Para Elmano Sancho, estas questões são cada vez mais prementes com a pandemia de covid-19 que assola o mundo e “obriga” as pessoas a “afastarem-se para terem de sobreviver”. “Vivemos dias em que o toque carrega o cheiro de morte”, enfatizou.

“Maria, a Mãe” tem como objeto cénico a imagem da Sagrada Família, culto cristão que remonta ao século XV, com representação num pequeno oratório portátil, com as figuras de José, Maria e Jesus, sustentando rituais que persistem.

Estes rituais “acabam por ser inerentes à natureza gregária do ser humano, tal como o casamento ou o funeral”, que permanecem como elementos agregadores da comunidade, sobretudo nos meios mais rurais, mas que no tempo “voraz” das cidades atuais está cada vez mais em desuso, observou o autor.

A peça que agora vai estar em cena na sala Estúdio do Teatro da Trindade é o segundo texto da trilogia “A Sagrada Família”, que Elmano Sancho começou a escrever em 2017, para a qual venceu uma bolsa da Direção-Geral do Livro e das Bibliotecas (DGLB), e que nunca pensou “pôr em palco”.

“O ‘Pai’ foi o primeiro texto a ficar concluído, embora ‘Pai’ e ‘Mãe’ tenham sido terminados quase em simultâneo”, disse.

“A Mãe” chega agora ao Trindade, após um desafio lançado a Elmano Sancho pelo diretor artístico do teatro, Diogo Infante, “a primeira pessoa” a ler o texto.

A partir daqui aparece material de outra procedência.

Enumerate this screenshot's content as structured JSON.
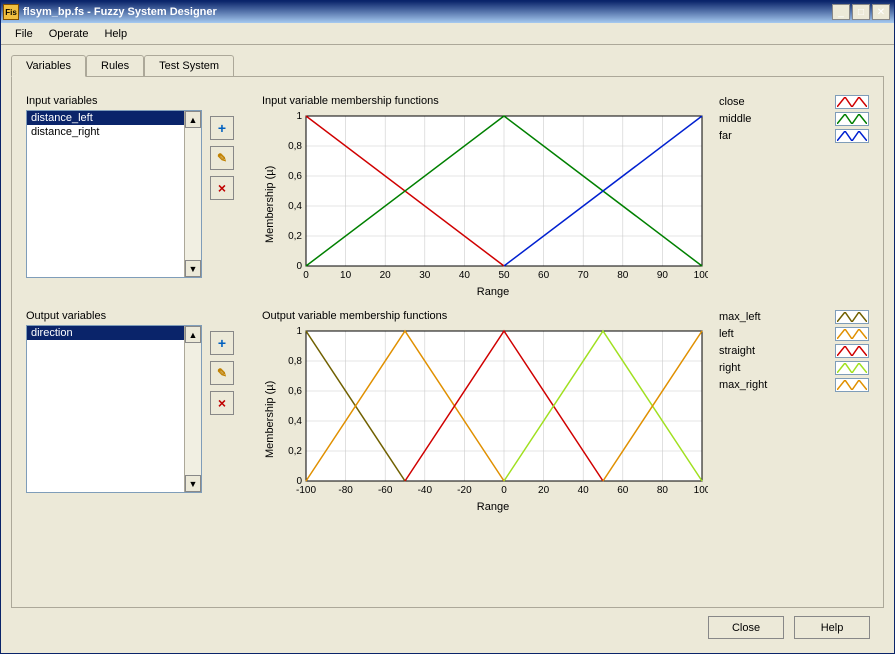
{
  "window": {
    "title": "flsym_bp.fs - Fuzzy System Designer",
    "icon_text": "Fis"
  },
  "menubar": [
    "File",
    "Operate",
    "Help"
  ],
  "tabs": [
    "Variables",
    "Rules",
    "Test System"
  ],
  "active_tab": 0,
  "input_section": {
    "label": "Input variables",
    "items": [
      "distance_left",
      "distance_right"
    ],
    "selected": 0,
    "chart_title": "Input variable membership functions",
    "ylabel": "Membership (µ)",
    "xlabel": "Range",
    "legend": [
      {
        "name": "close",
        "color": "#d00000"
      },
      {
        "name": "middle",
        "color": "#008000"
      },
      {
        "name": "far",
        "color": "#0020d0"
      }
    ]
  },
  "output_section": {
    "label": "Output variables",
    "items": [
      "direction"
    ],
    "selected": 0,
    "chart_title": "Output variable membership functions",
    "ylabel": "Membership (µ)",
    "xlabel": "Range",
    "legend": [
      {
        "name": "max_left",
        "color": "#706000"
      },
      {
        "name": "left",
        "color": "#e09000"
      },
      {
        "name": "straight",
        "color": "#d00000"
      },
      {
        "name": "right",
        "color": "#a0e020"
      },
      {
        "name": "max_right",
        "color": "#e09000"
      }
    ]
  },
  "buttons": {
    "close": "Close",
    "help": "Help"
  },
  "toolbtn_icons": {
    "add": "+",
    "edit": "✎",
    "del": "×"
  },
  "chart_data": [
    {
      "type": "line",
      "title": "Input variable membership functions",
      "xlabel": "Range",
      "ylabel": "Membership (µ)",
      "xlim": [
        0,
        100
      ],
      "ylim": [
        0,
        1
      ],
      "xticks": [
        0,
        10,
        20,
        30,
        40,
        50,
        60,
        70,
        80,
        90,
        100
      ],
      "yticks": [
        0,
        0.2,
        0.4,
        0.6,
        0.8,
        1
      ],
      "series": [
        {
          "name": "close",
          "color": "#d00000",
          "points": [
            [
              0,
              1
            ],
            [
              50,
              0
            ]
          ]
        },
        {
          "name": "middle",
          "color": "#008000",
          "points": [
            [
              0,
              0
            ],
            [
              50,
              1
            ],
            [
              100,
              0
            ]
          ]
        },
        {
          "name": "far",
          "color": "#0020d0",
          "points": [
            [
              50,
              0
            ],
            [
              100,
              1
            ]
          ]
        }
      ]
    },
    {
      "type": "line",
      "title": "Output variable membership functions",
      "xlabel": "Range",
      "ylabel": "Membership (µ)",
      "xlim": [
        -100,
        100
      ],
      "ylim": [
        0,
        1
      ],
      "xticks": [
        -100,
        -80,
        -60,
        -40,
        -20,
        0,
        20,
        40,
        60,
        80,
        100
      ],
      "yticks": [
        0,
        0.2,
        0.4,
        0.6,
        0.8,
        1
      ],
      "series": [
        {
          "name": "max_left",
          "color": "#706000",
          "points": [
            [
              -100,
              1
            ],
            [
              -50,
              0
            ]
          ]
        },
        {
          "name": "left",
          "color": "#e09000",
          "points": [
            [
              -100,
              0
            ],
            [
              -50,
              1
            ],
            [
              0,
              0
            ]
          ]
        },
        {
          "name": "straight",
          "color": "#d00000",
          "points": [
            [
              -50,
              0
            ],
            [
              0,
              1
            ],
            [
              50,
              0
            ]
          ]
        },
        {
          "name": "right",
          "color": "#a0e020",
          "points": [
            [
              0,
              0
            ],
            [
              50,
              1
            ],
            [
              100,
              0
            ]
          ]
        },
        {
          "name": "max_right",
          "color": "#e09000",
          "points": [
            [
              50,
              0
            ],
            [
              100,
              1
            ]
          ]
        }
      ]
    }
  ]
}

Neste momento, o autor afirma querer continuar a escrever o último texto da trilogia — “O filho” – e não pensa pôr “O pai” em cena. “Pode ser outra pessoa a encená-lo, se estiver interessada”, disse.

A aposta é “conseguir dar continuidade a ‘Maria, a Mãe'”, o que “não é nada fácil” devido à pandemia e às limitações de horários, impostas pelo estado de emergência, em vigor em 121 concelhos.

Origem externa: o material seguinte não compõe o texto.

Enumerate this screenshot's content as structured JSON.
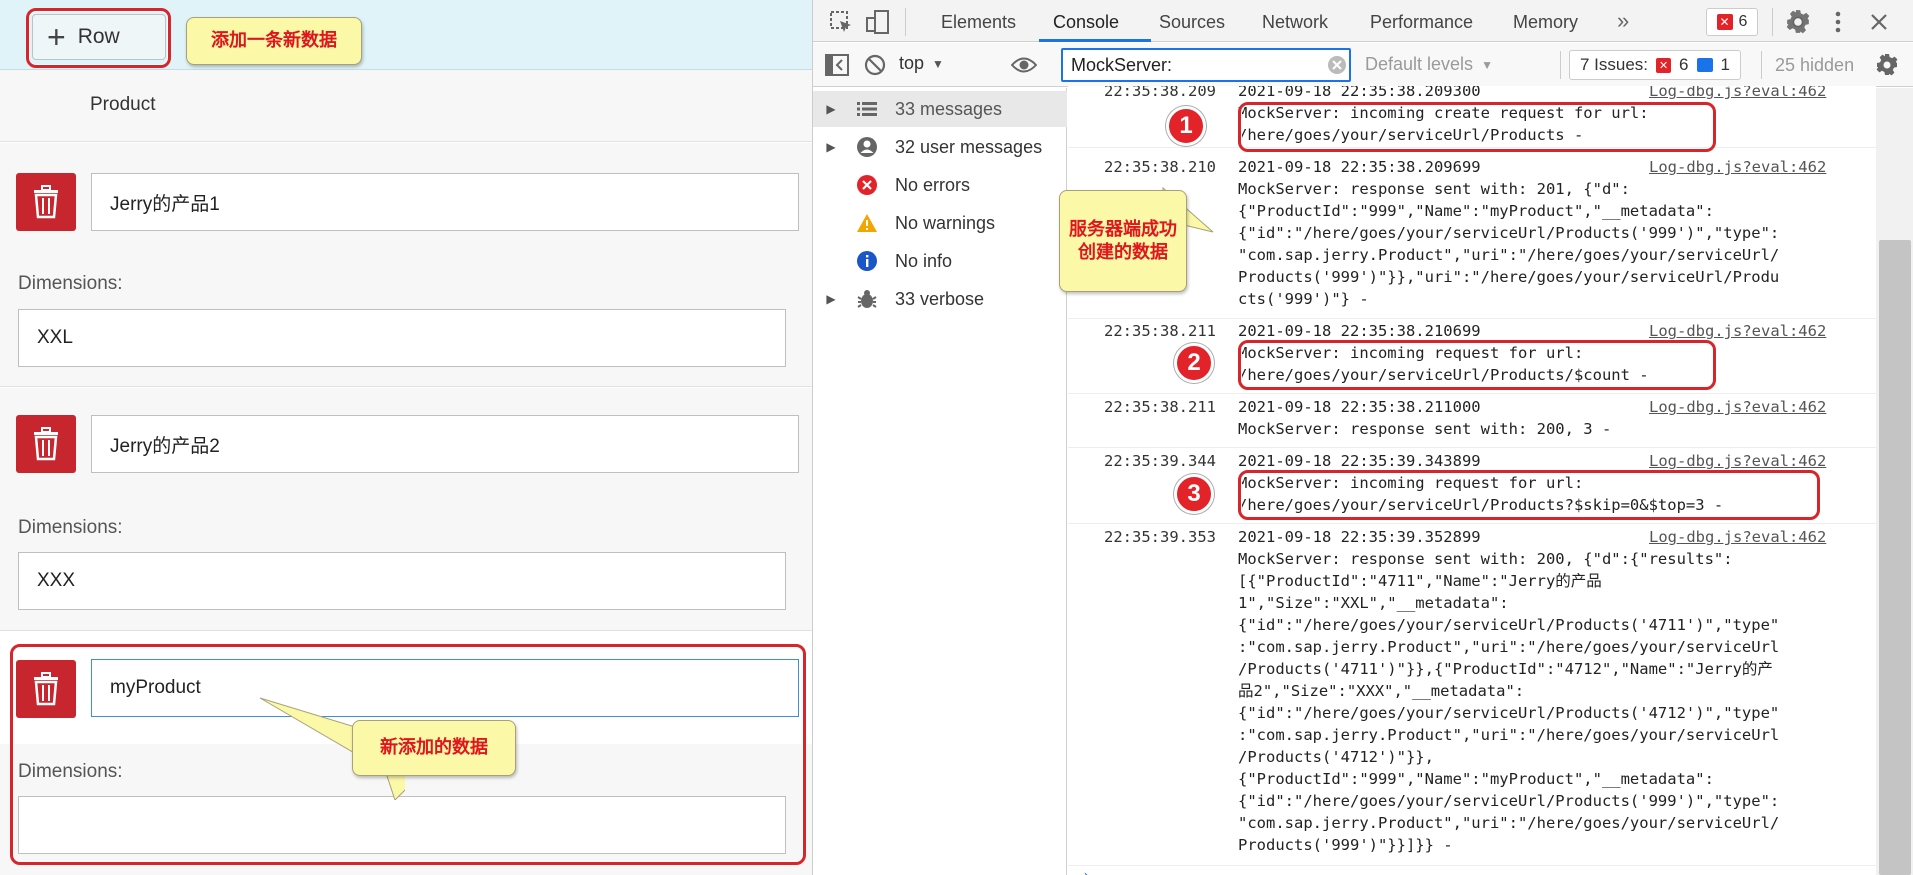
{
  "left": {
    "toolbar": {
      "add_row_label": "Row",
      "callout_add": "添加一条新数据"
    },
    "header": {
      "column_title": "Product"
    },
    "items": [
      {
        "product": "Jerry的产品1",
        "dimension_label": "Dimensions:",
        "dimension": "XXL"
      },
      {
        "product": "Jerry的产品2",
        "dimension_label": "Dimensions:",
        "dimension": "XXX"
      },
      {
        "product": "myProduct",
        "dimension_label": "Dimensions:",
        "dimension": ""
      }
    ],
    "callout_new": "新添加的数据"
  },
  "devtools": {
    "tabs": [
      "Elements",
      "Console",
      "Sources",
      "Network",
      "Performance",
      "Memory"
    ],
    "active_tab": "Console",
    "more_tabs": "»",
    "error_badge_count": "6",
    "filter": {
      "context": "top",
      "filter_value": "MockServer:",
      "levels": "Default levels",
      "issues_label": "7 Issues:",
      "issues_errors": "6",
      "issues_info": "1",
      "hidden": "25 hidden"
    },
    "sidebar": [
      {
        "label": "33 messages",
        "icon": "list-icon"
      },
      {
        "label": "32 user messages",
        "icon": "user-icon"
      },
      {
        "label": "No errors",
        "icon": "error-icon"
      },
      {
        "label": "No warnings",
        "icon": "warning-icon"
      },
      {
        "label": "No info",
        "icon": "info-icon"
      },
      {
        "label": "33 verbose",
        "icon": "bug-icon"
      }
    ],
    "logs": [
      {
        "time": "22:35:38.209",
        "lines": [
          "2021-09-18 22:35:38.209300",
          "MockServer: incoming create request for url:",
          "/here/goes/your/serviceUrl/Products -"
        ],
        "source": "Log-dbg.js?eval:462"
      },
      {
        "time": "22:35:38.210",
        "lines": [
          "2021-09-18 22:35:38.209699",
          "MockServer: response sent with: 201, {\"d\":",
          "{\"ProductId\":\"999\",\"Name\":\"myProduct\",\"__metadata\":",
          "{\"id\":\"/here/goes/your/serviceUrl/Products('999')\",\"type\":",
          "\"com.sap.jerry.Product\",\"uri\":\"/here/goes/your/serviceUrl/",
          "Products('999')\"}},\"uri\":\"/here/goes/your/serviceUrl/Produ",
          "cts('999')\"} -"
        ],
        "source": "Log-dbg.js?eval:462"
      },
      {
        "time": "22:35:38.211",
        "lines": [
          "2021-09-18 22:35:38.210699",
          "MockServer: incoming request for url:",
          "/here/goes/your/serviceUrl/Products/$count -"
        ],
        "source": "Log-dbg.js?eval:462"
      },
      {
        "time": "22:35:38.211",
        "lines": [
          "2021-09-18 22:35:38.211000",
          "MockServer: response sent with: 200, 3 -"
        ],
        "source": "Log-dbg.js?eval:462"
      },
      {
        "time": "22:35:39.344",
        "lines": [
          "2021-09-18 22:35:39.343899",
          "MockServer: incoming request for url:",
          "/here/goes/your/serviceUrl/Products?$skip=0&$top=3 -"
        ],
        "source": "Log-dbg.js?eval:462"
      },
      {
        "time": "22:35:39.353",
        "lines": [
          "2021-09-18 22:35:39.352899",
          "MockServer: response sent with: 200, {\"d\":{\"results\":",
          "[{\"ProductId\":\"4711\",\"Name\":\"Jerry的产品",
          "1\",\"Size\":\"XXL\",\"__metadata\":",
          "{\"id\":\"/here/goes/your/serviceUrl/Products('4711')\",\"type\"",
          ":\"com.sap.jerry.Product\",\"uri\":\"/here/goes/your/serviceUrl",
          "/Products('4711')\"}},{\"ProductId\":\"4712\",\"Name\":\"Jerry的产",
          "品2\",\"Size\":\"XXX\",\"__metadata\":",
          "{\"id\":\"/here/goes/your/serviceUrl/Products('4712')\",\"type\"",
          ":\"com.sap.jerry.Product\",\"uri\":\"/here/goes/your/serviceUrl",
          "/Products('4712')\"}},",
          "{\"ProductId\":\"999\",\"Name\":\"myProduct\",\"__metadata\":",
          "{\"id\":\"/here/goes/your/serviceUrl/Products('999')\",\"type\":",
          "\"com.sap.jerry.Product\",\"uri\":\"/here/goes/your/serviceUrl/",
          "Products('999')\"}}]}} -"
        ],
        "source": "Log-dbg.js?eval:462"
      }
    ],
    "annotations": {
      "step1": "1",
      "step2": "2",
      "step3": "3",
      "callout_server": "服务器端成功创建的数据"
    },
    "colors": {
      "accent_red": "#d6262b",
      "callout_bg": "#fbf8a8",
      "tab_underline": "#1a73e8"
    }
  }
}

“Ainda não estreámos e já estamos a sofrer limitações, pois não podemos fazer os quatro espetáculos previstos para os próximos dois fins de semana”, frisou.

Três destes espetáculos já se encontravam com lotação esgotada, segundo o Teatro da Trindade, onde a peça estará em cena até 20 de dezembro, com sessões de quarta-feira a domingo, às 19:00.

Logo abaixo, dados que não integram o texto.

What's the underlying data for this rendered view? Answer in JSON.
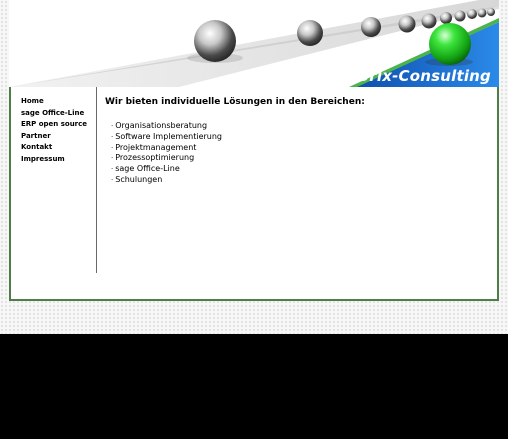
{
  "brand": {
    "name": "Brix-Consulting"
  },
  "colors": {
    "accent_green": "#4f7d47",
    "banner_blue": "#1a6fd6",
    "ball_green": "#2bd42b"
  },
  "nav": {
    "items": [
      {
        "label": "Home"
      },
      {
        "label": "sage Office-Line"
      },
      {
        "label": "ERP open source"
      },
      {
        "label": "Partner"
      },
      {
        "label": "Kontakt"
      },
      {
        "label": "Impressum"
      }
    ]
  },
  "main": {
    "heading": "Wir bieten individuelle Lösungen in den Bereichen:",
    "services": [
      "Organisationsberatung",
      "Software Implementierung",
      "Projektmanagement",
      "Prozessoptimierung",
      "sage Office-Line",
      "Schulungen"
    ]
  }
}
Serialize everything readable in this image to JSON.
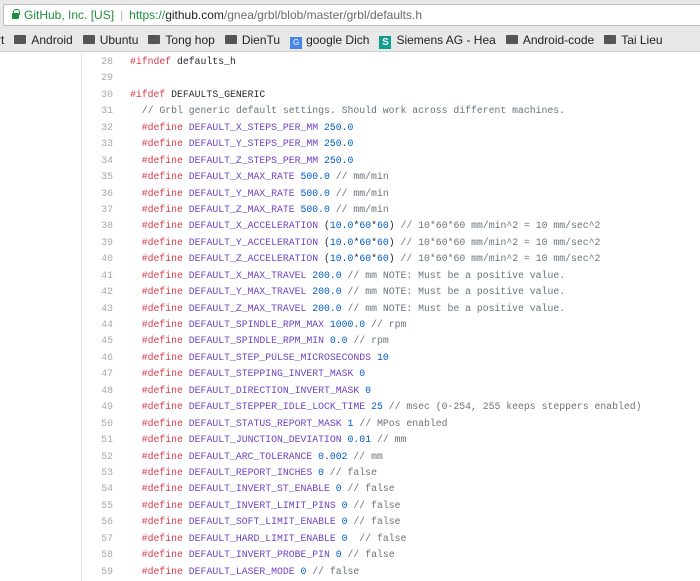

A interpretar “Maria, a Mãe”, com espaço cénico de Samantha Silva e figurinos de Ana Paula Rocha, vão estar Custódia Galego, João Gaspar e Lucília Raimundo.

Produção conjunta do Teatro da Trindade/INATEL, da companhia Loup Solitaire e da Casa das Artes de Vila Nova de Famalicão, “Maria, a Mãe” conta com o apoio da Fundação GDA, criada pela cooperativa Gestão e Direitos dos Artistas e da Câmara de Lisboa.

A peça tem digressão prevista para janeiro e fevereiro de 2021, com espetáculos em Vila Nova de Famalicão (22 e 23 de janeiro) e Faro (28). Para fevereiro, estão previstas apresentações no Funchal (dias 05 e 06), em Castelo Branco (11) e Ponte de Lima (19).